À la longue, cette fragmentation peut créer une impression paradoxale : être très occupé et pourtant peu satisfait de ce qui a été accompli. Les dossiers exigeants sont repoussés, les réponses rapides prennent toute la place, et le stress augmente parce que l’on ne voit plus clairement la progression.
« Être disponible ne veut pas dire être interrompable à chaque instant. »
02
Protéger son attention sans se couper du monde
Il ne s’agit pas de viser une concentration parfaite, ni de s’isoler pendant des heures. Une organisation utile commence plus modestement : choisir les moments qui réclament réellement de la continuité et leur donner un cadre visible.
Avant de commencer, une question aide : « quelle est la prochaine étape concrète de cette tâche ? ». Elle évite de rouvrir un dossier sans savoir quoi en faire. Puis, selon le contexte, quelques règles très simples peuvent suffire : couper les notifications non essentielles, consulter les messages à des moments définis, mettre le téléphone hors de portée ou réserver un créneau court sans sollicitation.
La méthode Pomodoro consiste à travailler pendant une durée limitée avant de faire une pause. Elle peut être un bon point de départ. Mais l’outil n’est jamais une fin en soi.
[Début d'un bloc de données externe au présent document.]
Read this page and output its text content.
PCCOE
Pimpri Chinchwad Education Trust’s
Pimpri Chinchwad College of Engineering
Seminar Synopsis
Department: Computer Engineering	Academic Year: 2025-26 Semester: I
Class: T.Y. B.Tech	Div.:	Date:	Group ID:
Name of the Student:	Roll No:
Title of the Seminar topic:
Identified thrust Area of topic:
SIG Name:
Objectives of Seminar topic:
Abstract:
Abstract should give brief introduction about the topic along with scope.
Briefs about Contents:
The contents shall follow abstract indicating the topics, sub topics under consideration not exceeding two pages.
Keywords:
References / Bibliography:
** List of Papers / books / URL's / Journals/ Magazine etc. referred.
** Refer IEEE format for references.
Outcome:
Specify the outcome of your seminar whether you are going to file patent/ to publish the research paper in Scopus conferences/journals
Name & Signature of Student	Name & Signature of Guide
Le plus important est de distinguer une vraie pause, qui permet de récupérer, d’une interruption qui disperse l’attention sans reposer.
03
En équipe, une affaire collective
La disponibilité permanente est souvent une norme implicite. Un manager qui répond immédiatement peut, sans le vouloir, installer l’idée que chacun doit faire de même. À l’inverse, une équipe peut clarifier ce qui relève de l’urgent, les canaux à utiliser et les moments où il est préférable de ne pas déranger.
Ces accords ne rigidifient pas nécessairement le travail. Ils rendent les demandes plus lisibles et protègent la qualité d’exécution. Pour les sujets complexes, quelques séquences sans réunion ni messagerie sont parfois plus précieuses qu’une nouvelle liste de priorités.
04
Ce que le coaching professionnel peut apporter
Lorsque l’impression de courir après le temps devient durable, le sujet dépasse souvent l’agenda. Il peut toucher au rapport à l’urgence, à la difficulté de dire non, à la peur de manquer une information ou à une charge de travail devenue trop floue.
Dans un coaching professionnel, il est possible de prendre du recul sur ces mécanismes, d’identifier les situations où l’attention se disperse et d’expérimenter des ajustements réalistes. L’objectif n’est pas de faire toujours plus. Il est de retrouver une manière de travailler qui laisse de la place à la concentration, aux décisions importantes et à un peu de respiration.